10.) This passage in ESV translates the ‘tribulation’ word with ‘affliction’

11.) One English word focuses on internal turmoil, the other on external causes.

12.) Perhaps one might say: Affliction + Tribulation = Suffering


PART IV: Tribulation as used in the Book of Revelation

I, John, your brother and partner in the tribulation and the kingdom and the patient endurance that are in Jesus, was on the island called Patmos on account of the word of God and the testimony of Jesus. I was in the Spirit on the Lord’s day, and I heard behind me a loud voice like a trumpet saying, “Write what you see in a book and send it to the seven churches, to Ephesus and to Smyrna and to Pergamum and to Thyatira and to Sardis and to Philadelphia and to Laodicea.” (Revelation 1:9-11)

13.) The word ‘brother‘ is a family word, a Baptism word in one Father’s household

14.) The ‘partner‘ word is more literally ‘together-communer‘ (koinonia)

15.) Three here mark fellowship: same tribulation, one King rules, one faith in Jesus

16.) See 1 Cor. 10:16 — Word+bread & wine=participation in Christ’s body & blood!

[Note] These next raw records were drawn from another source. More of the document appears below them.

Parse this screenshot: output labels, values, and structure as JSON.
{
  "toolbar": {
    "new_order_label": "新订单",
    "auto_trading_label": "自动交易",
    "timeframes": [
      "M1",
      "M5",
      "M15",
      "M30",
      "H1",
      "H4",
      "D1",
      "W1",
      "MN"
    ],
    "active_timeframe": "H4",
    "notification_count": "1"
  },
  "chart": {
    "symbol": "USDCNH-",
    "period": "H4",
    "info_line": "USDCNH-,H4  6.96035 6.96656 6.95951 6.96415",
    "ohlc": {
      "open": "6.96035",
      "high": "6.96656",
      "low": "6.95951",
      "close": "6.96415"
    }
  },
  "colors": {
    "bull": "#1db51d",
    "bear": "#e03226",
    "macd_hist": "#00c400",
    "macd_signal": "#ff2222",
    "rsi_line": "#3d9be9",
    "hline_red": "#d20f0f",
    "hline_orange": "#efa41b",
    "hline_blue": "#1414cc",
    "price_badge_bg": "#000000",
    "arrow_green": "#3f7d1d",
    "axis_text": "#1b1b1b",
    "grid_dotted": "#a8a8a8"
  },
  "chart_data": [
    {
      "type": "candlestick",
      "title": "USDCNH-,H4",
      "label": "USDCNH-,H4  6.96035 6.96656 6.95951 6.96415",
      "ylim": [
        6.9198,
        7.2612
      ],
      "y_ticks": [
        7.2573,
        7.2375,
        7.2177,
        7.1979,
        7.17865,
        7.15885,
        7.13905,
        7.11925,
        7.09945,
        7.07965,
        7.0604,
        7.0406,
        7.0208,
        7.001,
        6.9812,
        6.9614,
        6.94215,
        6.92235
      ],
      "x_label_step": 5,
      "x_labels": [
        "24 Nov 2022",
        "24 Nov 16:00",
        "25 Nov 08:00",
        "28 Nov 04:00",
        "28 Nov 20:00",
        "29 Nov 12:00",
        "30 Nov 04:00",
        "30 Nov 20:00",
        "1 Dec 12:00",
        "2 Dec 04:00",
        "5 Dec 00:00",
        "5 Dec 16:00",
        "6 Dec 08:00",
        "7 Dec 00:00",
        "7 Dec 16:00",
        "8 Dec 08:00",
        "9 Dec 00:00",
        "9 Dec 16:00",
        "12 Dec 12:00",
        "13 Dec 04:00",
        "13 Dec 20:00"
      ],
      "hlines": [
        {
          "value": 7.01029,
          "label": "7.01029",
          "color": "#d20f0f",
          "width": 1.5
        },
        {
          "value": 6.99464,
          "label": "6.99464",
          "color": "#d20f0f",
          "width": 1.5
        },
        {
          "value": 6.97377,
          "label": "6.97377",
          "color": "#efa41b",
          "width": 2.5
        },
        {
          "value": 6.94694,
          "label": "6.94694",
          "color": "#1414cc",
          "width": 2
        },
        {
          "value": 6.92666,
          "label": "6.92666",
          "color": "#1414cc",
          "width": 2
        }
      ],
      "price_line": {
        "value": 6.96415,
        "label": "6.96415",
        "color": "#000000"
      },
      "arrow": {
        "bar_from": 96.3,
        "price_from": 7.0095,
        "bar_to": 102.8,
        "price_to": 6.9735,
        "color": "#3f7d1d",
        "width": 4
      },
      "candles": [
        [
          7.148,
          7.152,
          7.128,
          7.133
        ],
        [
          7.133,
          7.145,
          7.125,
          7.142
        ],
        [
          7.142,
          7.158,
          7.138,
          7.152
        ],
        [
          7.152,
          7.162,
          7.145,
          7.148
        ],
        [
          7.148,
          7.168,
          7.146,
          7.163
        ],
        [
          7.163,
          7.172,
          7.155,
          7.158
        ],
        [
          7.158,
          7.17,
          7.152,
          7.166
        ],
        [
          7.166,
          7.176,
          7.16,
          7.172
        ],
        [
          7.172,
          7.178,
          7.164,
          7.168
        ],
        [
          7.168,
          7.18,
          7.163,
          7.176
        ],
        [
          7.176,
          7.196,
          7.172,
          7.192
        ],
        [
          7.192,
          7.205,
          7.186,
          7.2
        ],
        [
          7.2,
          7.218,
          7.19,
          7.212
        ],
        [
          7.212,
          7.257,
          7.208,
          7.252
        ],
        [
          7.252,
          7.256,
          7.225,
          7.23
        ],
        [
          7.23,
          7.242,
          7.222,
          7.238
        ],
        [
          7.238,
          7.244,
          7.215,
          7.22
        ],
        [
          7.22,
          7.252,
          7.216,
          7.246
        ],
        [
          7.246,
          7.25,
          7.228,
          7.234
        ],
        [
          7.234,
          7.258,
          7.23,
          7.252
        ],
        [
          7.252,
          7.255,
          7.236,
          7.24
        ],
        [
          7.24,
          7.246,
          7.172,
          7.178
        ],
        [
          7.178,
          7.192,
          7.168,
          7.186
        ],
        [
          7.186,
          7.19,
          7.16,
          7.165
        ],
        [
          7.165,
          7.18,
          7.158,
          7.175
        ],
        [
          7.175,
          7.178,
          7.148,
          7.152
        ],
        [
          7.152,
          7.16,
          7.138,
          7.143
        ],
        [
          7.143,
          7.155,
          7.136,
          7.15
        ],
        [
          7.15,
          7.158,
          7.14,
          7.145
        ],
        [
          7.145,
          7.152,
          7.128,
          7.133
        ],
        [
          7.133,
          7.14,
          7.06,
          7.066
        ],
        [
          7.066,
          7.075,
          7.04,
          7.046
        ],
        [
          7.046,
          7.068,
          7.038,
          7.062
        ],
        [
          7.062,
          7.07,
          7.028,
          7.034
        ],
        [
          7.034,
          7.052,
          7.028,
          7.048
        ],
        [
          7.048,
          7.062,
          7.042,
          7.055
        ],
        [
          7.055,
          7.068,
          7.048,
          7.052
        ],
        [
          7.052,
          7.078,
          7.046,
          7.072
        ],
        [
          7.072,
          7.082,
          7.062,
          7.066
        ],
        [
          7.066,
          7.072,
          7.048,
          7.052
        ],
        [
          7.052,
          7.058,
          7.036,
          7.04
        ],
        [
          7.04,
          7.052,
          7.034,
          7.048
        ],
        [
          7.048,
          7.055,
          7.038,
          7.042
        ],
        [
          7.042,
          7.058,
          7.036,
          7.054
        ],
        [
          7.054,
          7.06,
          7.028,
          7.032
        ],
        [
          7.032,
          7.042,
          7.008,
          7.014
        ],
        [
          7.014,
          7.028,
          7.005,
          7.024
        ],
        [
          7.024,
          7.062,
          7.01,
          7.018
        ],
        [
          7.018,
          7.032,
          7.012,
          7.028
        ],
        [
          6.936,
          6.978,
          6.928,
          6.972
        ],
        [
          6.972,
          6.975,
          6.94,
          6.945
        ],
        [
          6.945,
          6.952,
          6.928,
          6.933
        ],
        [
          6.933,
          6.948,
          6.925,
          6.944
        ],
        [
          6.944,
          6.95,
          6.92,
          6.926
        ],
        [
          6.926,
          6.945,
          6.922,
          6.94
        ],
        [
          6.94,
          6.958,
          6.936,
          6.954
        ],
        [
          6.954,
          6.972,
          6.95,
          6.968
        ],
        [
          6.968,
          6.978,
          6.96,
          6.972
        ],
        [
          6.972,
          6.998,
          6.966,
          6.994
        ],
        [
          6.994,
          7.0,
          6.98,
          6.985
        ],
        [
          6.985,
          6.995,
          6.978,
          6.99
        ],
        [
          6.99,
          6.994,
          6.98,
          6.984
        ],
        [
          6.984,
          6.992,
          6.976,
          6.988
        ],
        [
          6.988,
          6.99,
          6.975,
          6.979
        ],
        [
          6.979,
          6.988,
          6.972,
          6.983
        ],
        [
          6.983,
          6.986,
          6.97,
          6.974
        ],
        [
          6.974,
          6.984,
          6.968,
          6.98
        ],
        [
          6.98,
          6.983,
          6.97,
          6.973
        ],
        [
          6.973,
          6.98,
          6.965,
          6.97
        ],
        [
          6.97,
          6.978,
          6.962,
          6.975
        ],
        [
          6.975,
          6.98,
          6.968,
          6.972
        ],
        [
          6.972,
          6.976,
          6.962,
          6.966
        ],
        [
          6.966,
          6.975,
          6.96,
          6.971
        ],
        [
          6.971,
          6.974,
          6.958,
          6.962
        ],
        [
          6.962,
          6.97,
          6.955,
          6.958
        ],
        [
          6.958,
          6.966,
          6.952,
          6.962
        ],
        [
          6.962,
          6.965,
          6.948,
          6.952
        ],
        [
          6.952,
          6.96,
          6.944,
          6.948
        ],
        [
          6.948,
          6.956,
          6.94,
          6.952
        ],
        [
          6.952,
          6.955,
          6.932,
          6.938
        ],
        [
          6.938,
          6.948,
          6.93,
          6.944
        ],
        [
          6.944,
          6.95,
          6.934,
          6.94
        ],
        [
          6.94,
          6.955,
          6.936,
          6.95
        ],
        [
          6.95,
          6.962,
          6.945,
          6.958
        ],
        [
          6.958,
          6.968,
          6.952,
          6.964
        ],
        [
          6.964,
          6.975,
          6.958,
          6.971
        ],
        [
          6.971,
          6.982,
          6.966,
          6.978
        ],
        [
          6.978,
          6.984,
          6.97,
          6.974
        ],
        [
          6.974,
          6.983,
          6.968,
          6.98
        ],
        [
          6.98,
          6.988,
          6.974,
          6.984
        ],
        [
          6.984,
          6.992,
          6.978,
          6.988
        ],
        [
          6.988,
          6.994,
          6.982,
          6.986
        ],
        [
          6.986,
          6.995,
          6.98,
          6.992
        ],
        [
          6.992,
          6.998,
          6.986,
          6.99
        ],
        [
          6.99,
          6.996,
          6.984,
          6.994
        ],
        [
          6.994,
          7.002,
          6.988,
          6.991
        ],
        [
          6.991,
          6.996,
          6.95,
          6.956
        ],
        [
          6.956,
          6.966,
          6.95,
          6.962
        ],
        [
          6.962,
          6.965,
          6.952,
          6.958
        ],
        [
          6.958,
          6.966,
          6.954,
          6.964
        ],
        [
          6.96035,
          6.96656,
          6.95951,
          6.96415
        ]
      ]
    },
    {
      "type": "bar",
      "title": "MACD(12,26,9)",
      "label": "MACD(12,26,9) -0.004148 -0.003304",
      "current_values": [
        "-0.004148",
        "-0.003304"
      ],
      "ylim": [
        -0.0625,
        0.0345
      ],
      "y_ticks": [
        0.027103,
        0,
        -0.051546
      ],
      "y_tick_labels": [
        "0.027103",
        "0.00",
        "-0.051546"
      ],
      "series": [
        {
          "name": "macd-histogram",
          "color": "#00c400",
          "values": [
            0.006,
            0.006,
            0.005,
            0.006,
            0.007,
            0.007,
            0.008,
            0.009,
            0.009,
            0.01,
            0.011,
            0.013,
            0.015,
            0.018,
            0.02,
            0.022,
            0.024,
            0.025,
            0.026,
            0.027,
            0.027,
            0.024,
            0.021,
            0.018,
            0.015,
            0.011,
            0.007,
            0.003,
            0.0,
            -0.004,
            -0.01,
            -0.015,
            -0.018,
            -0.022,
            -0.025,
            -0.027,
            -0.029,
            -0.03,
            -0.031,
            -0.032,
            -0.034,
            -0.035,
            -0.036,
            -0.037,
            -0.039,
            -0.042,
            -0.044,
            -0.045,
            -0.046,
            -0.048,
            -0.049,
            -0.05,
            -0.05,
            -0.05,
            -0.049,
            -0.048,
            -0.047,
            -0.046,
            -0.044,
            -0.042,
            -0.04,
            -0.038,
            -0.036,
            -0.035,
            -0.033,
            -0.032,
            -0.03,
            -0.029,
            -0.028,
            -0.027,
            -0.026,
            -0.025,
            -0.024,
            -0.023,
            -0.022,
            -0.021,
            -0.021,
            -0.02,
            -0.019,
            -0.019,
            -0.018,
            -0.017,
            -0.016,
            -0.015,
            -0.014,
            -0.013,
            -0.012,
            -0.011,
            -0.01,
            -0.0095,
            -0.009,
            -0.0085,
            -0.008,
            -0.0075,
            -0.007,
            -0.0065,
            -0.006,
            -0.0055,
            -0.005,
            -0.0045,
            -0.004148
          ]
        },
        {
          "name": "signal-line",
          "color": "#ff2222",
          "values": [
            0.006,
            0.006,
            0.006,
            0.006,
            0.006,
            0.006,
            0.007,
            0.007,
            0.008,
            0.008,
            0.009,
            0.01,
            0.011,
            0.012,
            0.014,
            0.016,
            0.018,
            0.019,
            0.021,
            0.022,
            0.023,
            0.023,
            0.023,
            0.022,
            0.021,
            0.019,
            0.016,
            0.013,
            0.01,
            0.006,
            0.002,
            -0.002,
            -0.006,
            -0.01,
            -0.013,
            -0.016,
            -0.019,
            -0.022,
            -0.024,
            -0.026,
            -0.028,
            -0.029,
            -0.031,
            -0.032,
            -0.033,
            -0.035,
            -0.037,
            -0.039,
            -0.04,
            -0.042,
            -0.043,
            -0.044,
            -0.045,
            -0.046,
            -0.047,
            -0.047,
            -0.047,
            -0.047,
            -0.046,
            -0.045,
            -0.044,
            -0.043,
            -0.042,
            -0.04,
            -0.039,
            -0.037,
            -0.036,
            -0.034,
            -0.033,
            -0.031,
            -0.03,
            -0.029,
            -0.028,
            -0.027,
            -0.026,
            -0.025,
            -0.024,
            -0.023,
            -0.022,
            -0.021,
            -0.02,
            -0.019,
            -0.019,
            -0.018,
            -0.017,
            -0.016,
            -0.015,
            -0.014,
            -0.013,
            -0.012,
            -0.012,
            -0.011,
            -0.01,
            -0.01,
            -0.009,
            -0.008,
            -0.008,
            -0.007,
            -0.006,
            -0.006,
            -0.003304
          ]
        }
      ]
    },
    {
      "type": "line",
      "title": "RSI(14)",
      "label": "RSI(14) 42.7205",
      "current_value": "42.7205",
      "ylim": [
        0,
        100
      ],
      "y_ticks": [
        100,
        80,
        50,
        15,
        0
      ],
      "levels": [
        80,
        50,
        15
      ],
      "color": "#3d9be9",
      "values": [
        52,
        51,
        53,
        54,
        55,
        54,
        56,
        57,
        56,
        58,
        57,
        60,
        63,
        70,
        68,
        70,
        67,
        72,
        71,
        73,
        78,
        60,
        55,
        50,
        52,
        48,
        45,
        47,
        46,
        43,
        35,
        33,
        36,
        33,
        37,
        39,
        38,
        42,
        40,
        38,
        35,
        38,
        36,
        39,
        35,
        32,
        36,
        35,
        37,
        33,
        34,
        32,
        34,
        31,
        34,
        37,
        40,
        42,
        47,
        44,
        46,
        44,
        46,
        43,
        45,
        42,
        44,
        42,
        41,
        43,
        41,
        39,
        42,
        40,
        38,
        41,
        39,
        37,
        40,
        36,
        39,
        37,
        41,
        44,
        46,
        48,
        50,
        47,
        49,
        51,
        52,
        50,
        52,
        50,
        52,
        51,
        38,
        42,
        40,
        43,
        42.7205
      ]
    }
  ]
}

8 “And to the angel of the church in Smyrna write: ‘The words of the first and the last, who died and came to life. 9 “‘I know your tribulation and your poverty (but you are rich) and the slander of those who say that they are Jews and are not, but are a synagogue of Satan. 10 Do not fear what you are about to suffer. Behold, the devil is about to throw some of you into prison, that you may be tested, and for ten days you will have tribulation. Be faithful unto death, and I will give you the crown of life. 11 He who has an ear, let him hear what the Spirit says to the churches. The one who conquers will not be hurt by the second death.’ (Revelation 2:8-11)

17.) v. 11 emphasizes each church needs to hear what the Spirit says to the others.

18.) How is the Lord Jesus introduced in verse 8?

19.) When he says “I know your tribulation…,” does he know facts or feelings?

20.) Christ knows also what follows after tribulation’s end and gives it for you!

LIFE–THE CROWN OF LIFE.

VICTORY, NOT TO BE HURT BY THE SECOND DEATH.